IPO Size: Rs. 631 cr  

  • Rs. 206 cr Fresh Issue: working capital (Rs. 128 cr), debt repayment (Rs. 23 cr), capex (Rs. 32 cr)
  • Rs. cr Offer for Sale (OFS) by the promoters (98% to reduce to 76%)

Price band: Rs. 475-500 per share

  • Rs. 51 cr pre-IPO placement undertaken at Rs. 500 per share, on 30th Jun 2023

M cap: Rs. 2,803 cr, implying 23% dilution

IPO Date: Mon 17th Jul to Wed 19th Jul 2023, Listing Thu 27th Jul 2023

Grey Market Premium (GMP): We are strongly against ‘grey market premium’ as it is an unofficial figure, against SEBI guidelines.

 

One of India’s Largest Supercomputer Maker

Netweb Technologies provides high-end computing solutions, with supercomputing and private cloud solutions, accounting for 3/4th of its FY23 revenue of Rs. 445 cr. Three of company’s proprietary supercomputers feature in world’s Top 500, including ‘Param Ambar’ used by ISRO. Artificial intelligence (AI), currently accounts for 7% of revenue, but can grow exponentially given the sector tailwinds. Netweb has technological collaboration with Intel, AMD Inc, Samsung, Nvidia, Seagate and is not a contract manufacturer, unlike many listed electronic manufacturing services (EMS) peers. Indian Government organisations (like higher education and research institutes, space and defence firms) accounting for half the revenue. Company has forayed into new products like network switches (Rs. 1,100 cr domestic market in FY23) and 5G ORAN appliances, used in data center and telecommunication, besides, been awarded 2 PLIs for IT hardware and telecom and networking products.

 

Asset Light Business

Netweb’s fixed asset turnover ratio of 18x is the highest among EMS Peers - 4x for Syrma, 6x for Kaynes, 7x for Cyient DLM and 9x for Avalon. It is undertaking Rs. 32 cr capex for a greenfield plant at Faridabad, which has incremental revenue potential of approximately Rs. 575 cr FY26E onwards, given the high asset turnover ratio.

 

Super Growth

While Rs. 455 cr topline of FY23 is still not very large, it has increased rapidly from Rs. 156 cr in FY20, with H2FY23 alone recording revenue of Rs. 302 cr.

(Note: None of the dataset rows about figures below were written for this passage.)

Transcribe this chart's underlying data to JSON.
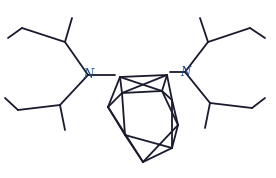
{
  "bg_color": "#ffffff",
  "line_color": "#1a1a2e",
  "N_color": "#1a4a8a",
  "line_width": 1.3,
  "figsize": [
    2.76,
    1.78
  ],
  "dpi": 100,
  "N_label_fontsize": 8.5,
  "N_label_fontstyle": "italic"
}
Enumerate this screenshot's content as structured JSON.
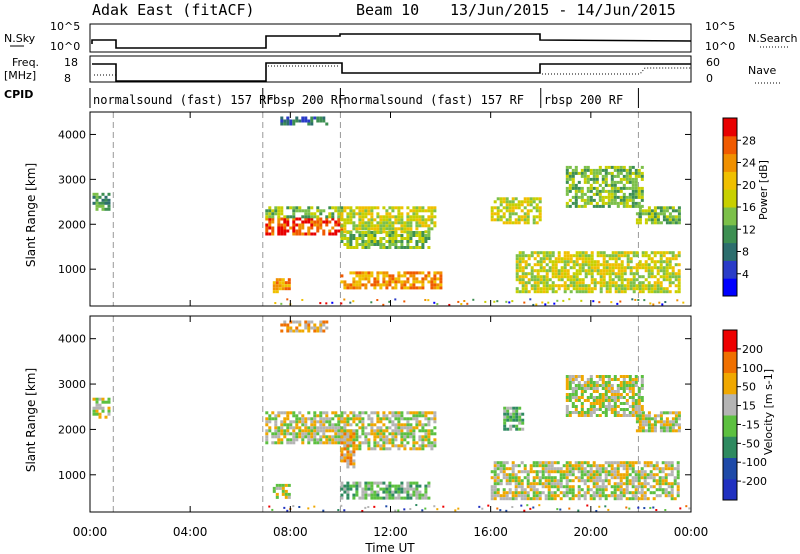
{
  "header": {
    "title": "Adak East (fitACF)",
    "beam": "Beam 10",
    "date_range": "13/Jun/2015 - 14/Jun/2015"
  },
  "panels": {
    "nsky_label": "N.Sky",
    "nsky_ticks": [
      "10^5",
      "10^0"
    ],
    "nsearch_label": "N.Search",
    "nsearch_ticks": [
      "10^5",
      "10^0"
    ],
    "freq_label": "Freq.",
    "freq_unit": "[MHz]",
    "freq_ticks": [
      "18",
      "8"
    ],
    "nave_label": "Nave",
    "nave_ticks": [
      "60",
      "0"
    ],
    "cpid_label": "CPID",
    "cpid_segments": [
      {
        "label": "normalsound (fast) 157 RF",
        "start": 0.0,
        "end": 0.93
      },
      {
        "label": "rbsp 200 RF",
        "start": 6.9,
        "end": 10.0
      },
      {
        "label": "normalsound (fast) 157 RF",
        "start": 10.0,
        "end": 18.0
      },
      {
        "label": "rbsp 200 RF",
        "start": 18.0,
        "end": 21.9
      }
    ]
  },
  "power_colorbar": {
    "label": "Power [dB]",
    "ticks": [
      "28",
      "24",
      "20",
      "16",
      "12",
      "8",
      "4"
    ],
    "colors": [
      "#0000ff",
      "#2a3cc8",
      "#2d6e6e",
      "#3d8f52",
      "#7cc04a",
      "#c8d000",
      "#f0c000",
      "#f09000",
      "#f05a00",
      "#e80000"
    ]
  },
  "velocity_colorbar": {
    "label": "Velocity [m s-1]",
    "ticks": [
      "200",
      "100",
      "50",
      "15",
      "-15",
      "-50",
      "-100",
      "-200"
    ],
    "colors": [
      "#2030c0",
      "#1e4aa8",
      "#2e8a60",
      "#5cc040",
      "#b4b4b4",
      "#f0a800",
      "#f07000",
      "#ee0000"
    ]
  },
  "chart_data": [
    {
      "type": "heatmap",
      "name": "power",
      "ylabel": "Slant Range [km]",
      "xlabel": "Time UT",
      "xlim_hours": [
        0,
        24
      ],
      "ylim_km": [
        180,
        4500
      ],
      "yticks": [
        "1000",
        "2000",
        "3000",
        "4000"
      ],
      "xticks": [
        "00:00",
        "04:00",
        "08:00",
        "12:00",
        "16:00",
        "20:00",
        "00:00"
      ],
      "regions": [
        {
          "t0": 0.1,
          "t1": 0.8,
          "r0": 2300,
          "r1": 2700,
          "level": 3
        },
        {
          "t0": 7.0,
          "t1": 10.0,
          "r0": 1750,
          "r1": 2150,
          "level": 8
        },
        {
          "t0": 7.0,
          "t1": 10.0,
          "r0": 2150,
          "r1": 2400,
          "level": 4
        },
        {
          "t0": 7.3,
          "t1": 8.0,
          "r0": 500,
          "r1": 800,
          "level": 7
        },
        {
          "t0": 10.0,
          "t1": 13.8,
          "r0": 1850,
          "r1": 2400,
          "level": 5
        },
        {
          "t0": 10.0,
          "t1": 13.5,
          "r0": 1500,
          "r1": 1850,
          "level": 4
        },
        {
          "t0": 10.0,
          "t1": 14.0,
          "r0": 550,
          "r1": 950,
          "level": 7
        },
        {
          "t0": 16.0,
          "t1": 18.0,
          "r0": 2000,
          "r1": 2600,
          "level": 5
        },
        {
          "t0": 17.0,
          "t1": 23.5,
          "r0": 500,
          "r1": 1400,
          "level": 5
        },
        {
          "t0": 19.0,
          "t1": 22.0,
          "r0": 2400,
          "r1": 3300,
          "level": 4
        },
        {
          "t0": 21.8,
          "t1": 23.5,
          "r0": 2000,
          "r1": 2400,
          "level": 4
        },
        {
          "t0": 7.6,
          "t1": 9.5,
          "r0": 4200,
          "r1": 4400,
          "level": 2
        }
      ]
    },
    {
      "type": "heatmap",
      "name": "velocity",
      "ylabel": "Slant Range [km]",
      "xlabel": "Time UT",
      "xlim_hours": [
        0,
        24
      ],
      "ylim_km": [
        180,
        4500
      ],
      "yticks": [
        "1000",
        "2000",
        "3000",
        "4000"
      ],
      "xticks": [
        "00:00",
        "04:00",
        "08:00",
        "12:00",
        "16:00",
        "20:00",
        "00:00"
      ],
      "regions": [
        {
          "t0": 0.1,
          "t1": 0.8,
          "r0": 2300,
          "r1": 2700,
          "level": 4
        },
        {
          "t0": 7.0,
          "t1": 10.0,
          "r0": 1700,
          "r1": 2400,
          "level": 4
        },
        {
          "t0": 7.3,
          "t1": 8.0,
          "r0": 500,
          "r1": 800,
          "level": 4
        },
        {
          "t0": 10.0,
          "t1": 13.8,
          "r0": 1600,
          "r1": 2400,
          "level": 4
        },
        {
          "t0": 10.0,
          "t1": 10.5,
          "r0": 1200,
          "r1": 2000,
          "level": 5
        },
        {
          "t0": 10.0,
          "t1": 13.5,
          "r0": 500,
          "r1": 850,
          "level": 3
        },
        {
          "t0": 16.5,
          "t1": 17.3,
          "r0": 2000,
          "r1": 2500,
          "level": 3
        },
        {
          "t0": 16.0,
          "t1": 23.5,
          "r0": 500,
          "r1": 1300,
          "level": 4
        },
        {
          "t0": 19.0,
          "t1": 22.0,
          "r0": 2300,
          "r1": 3200,
          "level": 4
        },
        {
          "t0": 21.8,
          "t1": 23.5,
          "r0": 2000,
          "r1": 2400,
          "level": 4
        },
        {
          "t0": 7.6,
          "t1": 9.5,
          "r0": 4200,
          "r1": 4400,
          "level": 5
        }
      ]
    }
  ]
}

It guides 40% revenue CAGR for the next few years, given the strong industry tailwinds and planned capex.

 

High Value-Add Business

In addition to super growth, Netweb’s margins are superior, as it provides full-stack solutions (no box-selling). FY23 gross margins were healthy at 27%, with 16% EBITDA and 10.6% net margin. Thus, Rs. 4 cr PAT in FY20 jumped to Rs. 47 cr in FY23, with H2FY23 PAT at Rs. 32 cr.

 

Potential Red Flags:

  1. An alleged insider trading case settled with SEBI by the promoters, as recently as 8th March 2023.  
  2. Current auditor is the 3rd in past 3 years
  3. Debt doubled in 3 months, to Rs 71 cr as of 26.6.23, from Rs. 36 cr as of 31.3.23. Long term debt is rated A-/Stable from Crisil.  

 

Attractively Priced IPO

Annualising H2FY23 EPS of Rs. 6.2, current year PE multiple works out to about 38x, which is not seen expensive, given the niche technology-focused business, growth prospects, high double-digit margins and 68% RoE. Infact, going by the PE multiples of 40-70x enjoyed by the EMS industry presently, this valuation multiple has room to expand.